Divide 48ft by 4 which equals 12ft. As you’ve probably noticed, the calculation recommends a 12ft high display, however, the ceiling is only 10ft high. This is where we see that not everything is so cut and dry. While some businesses may have the ability to remodel the space to accommodate the recommended display size, most do not, and a conversation with the customer is necessary to set expectations. We would then have to compromise and design the largest display we can accommodate in the available space with the realization that viewing will be difficult from the back of the room. While it’s not always a perfect science, a general understanding of the requirements will go a long way in making sure you have what you need, based on your specific situation.

One important note: if you are planning to use a 4K UHD 3840×2160 display with a 4K content source (or other uncommon resolution), modifications to the calculations to adjust for the increased resolution may be necessary.  In regards to video walls and large format LED display systems where manufactures refer to pixel pitch, there is a completely different calculation which uses the distance to the closest viewer.
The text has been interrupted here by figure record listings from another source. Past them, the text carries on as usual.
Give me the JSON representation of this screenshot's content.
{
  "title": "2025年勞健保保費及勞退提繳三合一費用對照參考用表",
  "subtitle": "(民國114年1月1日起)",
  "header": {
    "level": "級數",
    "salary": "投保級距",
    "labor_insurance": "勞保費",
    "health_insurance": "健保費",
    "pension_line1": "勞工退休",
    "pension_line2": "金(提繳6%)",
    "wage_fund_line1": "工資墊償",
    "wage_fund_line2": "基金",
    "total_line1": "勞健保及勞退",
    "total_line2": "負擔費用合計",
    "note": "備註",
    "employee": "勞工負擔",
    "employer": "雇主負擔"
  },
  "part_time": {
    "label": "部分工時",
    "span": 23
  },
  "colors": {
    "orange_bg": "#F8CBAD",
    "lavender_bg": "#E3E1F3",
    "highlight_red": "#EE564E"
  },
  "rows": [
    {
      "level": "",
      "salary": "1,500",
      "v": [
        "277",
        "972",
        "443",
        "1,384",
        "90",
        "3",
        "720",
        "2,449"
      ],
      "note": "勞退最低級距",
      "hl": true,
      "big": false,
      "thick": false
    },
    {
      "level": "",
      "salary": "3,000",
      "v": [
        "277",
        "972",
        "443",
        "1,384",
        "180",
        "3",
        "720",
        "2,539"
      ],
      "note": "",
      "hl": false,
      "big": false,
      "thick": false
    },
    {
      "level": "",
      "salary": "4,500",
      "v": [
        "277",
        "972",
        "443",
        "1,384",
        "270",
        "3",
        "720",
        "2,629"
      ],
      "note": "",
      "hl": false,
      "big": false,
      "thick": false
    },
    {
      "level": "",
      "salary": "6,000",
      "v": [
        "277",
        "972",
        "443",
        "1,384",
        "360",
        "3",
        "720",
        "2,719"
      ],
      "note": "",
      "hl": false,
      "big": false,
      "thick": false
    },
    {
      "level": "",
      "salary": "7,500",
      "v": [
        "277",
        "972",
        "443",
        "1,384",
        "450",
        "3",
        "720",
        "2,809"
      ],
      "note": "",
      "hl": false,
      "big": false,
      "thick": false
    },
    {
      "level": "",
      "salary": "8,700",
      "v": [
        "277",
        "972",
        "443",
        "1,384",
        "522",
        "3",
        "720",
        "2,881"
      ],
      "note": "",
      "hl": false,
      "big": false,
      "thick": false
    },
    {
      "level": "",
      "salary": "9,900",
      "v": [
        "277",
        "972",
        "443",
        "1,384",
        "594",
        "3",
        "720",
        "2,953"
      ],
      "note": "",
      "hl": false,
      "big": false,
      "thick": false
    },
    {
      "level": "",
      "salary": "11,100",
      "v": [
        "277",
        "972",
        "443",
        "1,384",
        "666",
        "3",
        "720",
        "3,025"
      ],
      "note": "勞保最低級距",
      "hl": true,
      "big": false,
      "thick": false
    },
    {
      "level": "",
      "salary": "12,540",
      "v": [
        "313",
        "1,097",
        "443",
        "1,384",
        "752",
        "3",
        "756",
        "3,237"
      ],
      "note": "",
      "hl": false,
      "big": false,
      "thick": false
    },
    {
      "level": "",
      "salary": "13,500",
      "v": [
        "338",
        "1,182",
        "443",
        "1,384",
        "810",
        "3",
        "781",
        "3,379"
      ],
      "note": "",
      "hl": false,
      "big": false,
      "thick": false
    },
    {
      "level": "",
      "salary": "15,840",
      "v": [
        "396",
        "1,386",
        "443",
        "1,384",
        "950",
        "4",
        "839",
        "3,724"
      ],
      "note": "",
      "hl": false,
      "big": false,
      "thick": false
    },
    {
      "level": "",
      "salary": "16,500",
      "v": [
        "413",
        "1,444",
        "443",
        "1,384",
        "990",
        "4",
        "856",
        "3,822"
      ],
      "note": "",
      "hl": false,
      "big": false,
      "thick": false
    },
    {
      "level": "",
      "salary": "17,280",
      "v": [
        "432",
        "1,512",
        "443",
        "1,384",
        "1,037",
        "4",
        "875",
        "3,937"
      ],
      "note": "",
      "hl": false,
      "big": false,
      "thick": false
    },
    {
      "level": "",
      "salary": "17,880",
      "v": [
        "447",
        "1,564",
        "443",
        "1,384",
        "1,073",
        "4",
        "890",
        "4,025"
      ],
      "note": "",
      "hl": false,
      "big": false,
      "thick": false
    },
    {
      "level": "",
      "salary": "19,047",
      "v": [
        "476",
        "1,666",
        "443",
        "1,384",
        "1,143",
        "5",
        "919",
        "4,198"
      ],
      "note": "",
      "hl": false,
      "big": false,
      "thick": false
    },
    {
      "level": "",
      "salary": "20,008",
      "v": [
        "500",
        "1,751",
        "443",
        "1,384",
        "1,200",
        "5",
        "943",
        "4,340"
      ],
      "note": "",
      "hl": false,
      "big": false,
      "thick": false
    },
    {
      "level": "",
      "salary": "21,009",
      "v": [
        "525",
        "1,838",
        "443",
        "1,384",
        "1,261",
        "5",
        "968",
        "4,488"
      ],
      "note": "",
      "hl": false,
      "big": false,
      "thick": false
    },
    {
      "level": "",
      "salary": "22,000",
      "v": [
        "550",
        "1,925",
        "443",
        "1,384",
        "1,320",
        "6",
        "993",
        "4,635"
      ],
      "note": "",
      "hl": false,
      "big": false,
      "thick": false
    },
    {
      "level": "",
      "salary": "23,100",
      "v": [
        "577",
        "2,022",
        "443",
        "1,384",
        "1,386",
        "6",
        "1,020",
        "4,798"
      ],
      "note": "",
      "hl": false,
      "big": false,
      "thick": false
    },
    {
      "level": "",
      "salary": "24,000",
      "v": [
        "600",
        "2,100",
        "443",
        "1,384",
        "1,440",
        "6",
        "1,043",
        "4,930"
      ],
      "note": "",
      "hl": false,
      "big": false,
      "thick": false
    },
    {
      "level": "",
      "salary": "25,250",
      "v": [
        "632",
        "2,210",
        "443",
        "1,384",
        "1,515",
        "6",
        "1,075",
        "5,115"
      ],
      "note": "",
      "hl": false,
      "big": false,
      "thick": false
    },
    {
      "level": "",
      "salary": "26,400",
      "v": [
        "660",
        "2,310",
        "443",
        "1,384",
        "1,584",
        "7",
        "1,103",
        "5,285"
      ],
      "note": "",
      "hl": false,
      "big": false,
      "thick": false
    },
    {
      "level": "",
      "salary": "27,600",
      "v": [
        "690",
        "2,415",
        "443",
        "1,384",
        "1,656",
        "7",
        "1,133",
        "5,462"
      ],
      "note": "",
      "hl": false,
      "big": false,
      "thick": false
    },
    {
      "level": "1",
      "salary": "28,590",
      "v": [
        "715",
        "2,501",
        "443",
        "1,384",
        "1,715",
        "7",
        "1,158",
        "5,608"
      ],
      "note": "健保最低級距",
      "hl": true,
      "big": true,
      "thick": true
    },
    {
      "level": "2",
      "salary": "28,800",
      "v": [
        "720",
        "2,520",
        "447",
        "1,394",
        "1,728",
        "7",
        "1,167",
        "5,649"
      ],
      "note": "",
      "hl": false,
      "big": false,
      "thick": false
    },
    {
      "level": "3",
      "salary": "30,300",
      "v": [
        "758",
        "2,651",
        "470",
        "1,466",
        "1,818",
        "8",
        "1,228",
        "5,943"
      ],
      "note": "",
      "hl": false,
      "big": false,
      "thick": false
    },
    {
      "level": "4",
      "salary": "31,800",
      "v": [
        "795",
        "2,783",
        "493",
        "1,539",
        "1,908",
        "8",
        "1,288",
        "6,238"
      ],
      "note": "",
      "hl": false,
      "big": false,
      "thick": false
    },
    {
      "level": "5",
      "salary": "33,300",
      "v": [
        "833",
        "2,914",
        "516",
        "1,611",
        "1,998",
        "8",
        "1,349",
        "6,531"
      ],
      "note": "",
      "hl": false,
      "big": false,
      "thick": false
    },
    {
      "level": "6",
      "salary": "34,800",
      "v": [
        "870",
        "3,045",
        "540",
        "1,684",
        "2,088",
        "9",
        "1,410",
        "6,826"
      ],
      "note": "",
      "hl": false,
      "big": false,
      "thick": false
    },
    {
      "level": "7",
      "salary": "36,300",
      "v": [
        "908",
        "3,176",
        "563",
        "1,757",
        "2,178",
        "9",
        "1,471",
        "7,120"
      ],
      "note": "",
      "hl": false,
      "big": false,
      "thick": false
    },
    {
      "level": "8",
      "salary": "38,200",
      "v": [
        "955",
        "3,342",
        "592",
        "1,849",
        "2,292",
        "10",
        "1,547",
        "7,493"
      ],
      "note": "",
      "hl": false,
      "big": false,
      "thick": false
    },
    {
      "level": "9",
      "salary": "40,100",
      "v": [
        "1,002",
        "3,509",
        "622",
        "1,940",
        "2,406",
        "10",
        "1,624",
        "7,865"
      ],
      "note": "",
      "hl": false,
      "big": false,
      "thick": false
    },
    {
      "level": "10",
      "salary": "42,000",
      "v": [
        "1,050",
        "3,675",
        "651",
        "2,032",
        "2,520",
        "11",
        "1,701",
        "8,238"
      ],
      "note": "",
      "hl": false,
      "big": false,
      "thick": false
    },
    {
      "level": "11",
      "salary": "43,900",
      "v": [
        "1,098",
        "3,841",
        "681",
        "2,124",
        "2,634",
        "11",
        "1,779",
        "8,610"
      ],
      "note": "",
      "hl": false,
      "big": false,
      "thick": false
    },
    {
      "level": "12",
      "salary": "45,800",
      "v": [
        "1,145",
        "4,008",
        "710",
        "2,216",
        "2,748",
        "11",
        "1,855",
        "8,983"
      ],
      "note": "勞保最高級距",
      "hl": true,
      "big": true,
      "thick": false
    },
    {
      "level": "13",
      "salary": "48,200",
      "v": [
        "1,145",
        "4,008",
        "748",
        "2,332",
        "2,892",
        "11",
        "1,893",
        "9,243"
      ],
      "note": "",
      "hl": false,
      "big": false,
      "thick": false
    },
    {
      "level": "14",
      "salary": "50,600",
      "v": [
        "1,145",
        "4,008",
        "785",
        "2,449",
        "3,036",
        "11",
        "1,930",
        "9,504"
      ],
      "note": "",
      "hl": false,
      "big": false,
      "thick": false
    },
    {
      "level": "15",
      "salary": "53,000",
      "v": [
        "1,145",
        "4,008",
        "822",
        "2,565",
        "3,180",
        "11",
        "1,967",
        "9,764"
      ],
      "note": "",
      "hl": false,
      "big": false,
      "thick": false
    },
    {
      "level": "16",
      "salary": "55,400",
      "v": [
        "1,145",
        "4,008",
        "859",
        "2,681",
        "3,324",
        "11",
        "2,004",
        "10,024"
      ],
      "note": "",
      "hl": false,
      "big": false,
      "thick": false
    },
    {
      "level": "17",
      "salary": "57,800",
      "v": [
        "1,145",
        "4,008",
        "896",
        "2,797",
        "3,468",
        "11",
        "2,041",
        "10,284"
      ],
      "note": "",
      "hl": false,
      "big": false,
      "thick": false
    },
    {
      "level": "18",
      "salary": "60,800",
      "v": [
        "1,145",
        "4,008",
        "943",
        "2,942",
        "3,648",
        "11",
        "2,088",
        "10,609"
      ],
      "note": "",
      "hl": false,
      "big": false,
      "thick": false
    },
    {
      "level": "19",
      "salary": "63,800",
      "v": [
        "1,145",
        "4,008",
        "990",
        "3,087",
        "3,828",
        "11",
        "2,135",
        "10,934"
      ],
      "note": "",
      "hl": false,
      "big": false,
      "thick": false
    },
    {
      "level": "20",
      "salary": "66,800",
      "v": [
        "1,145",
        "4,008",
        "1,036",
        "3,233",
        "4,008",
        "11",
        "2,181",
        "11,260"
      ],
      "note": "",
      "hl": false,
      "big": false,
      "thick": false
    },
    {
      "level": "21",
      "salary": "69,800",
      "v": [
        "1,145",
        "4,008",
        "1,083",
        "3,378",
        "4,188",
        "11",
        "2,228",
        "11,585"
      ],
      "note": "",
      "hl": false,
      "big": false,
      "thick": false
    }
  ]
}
To wrap things up, if you’ve done any searching at all on the internet, you’ve probably noticed there are many different display size calculators, nearly all of which ask for slightly different information and vary somewhat in size recommendation. From my experience, most do not take into account the content type that would typically be viewed, so I encourage you to keep this in mind when making a decision on a display size. If you have stadium type seating, large windows, low/high ceilings or other unique applications, I highly recommend you contact a professional for assistance as other considerations may factor into the decision, but these simple questions and calculations will guide you to the appropriate display size in most typical conference, meeting and training room spaces.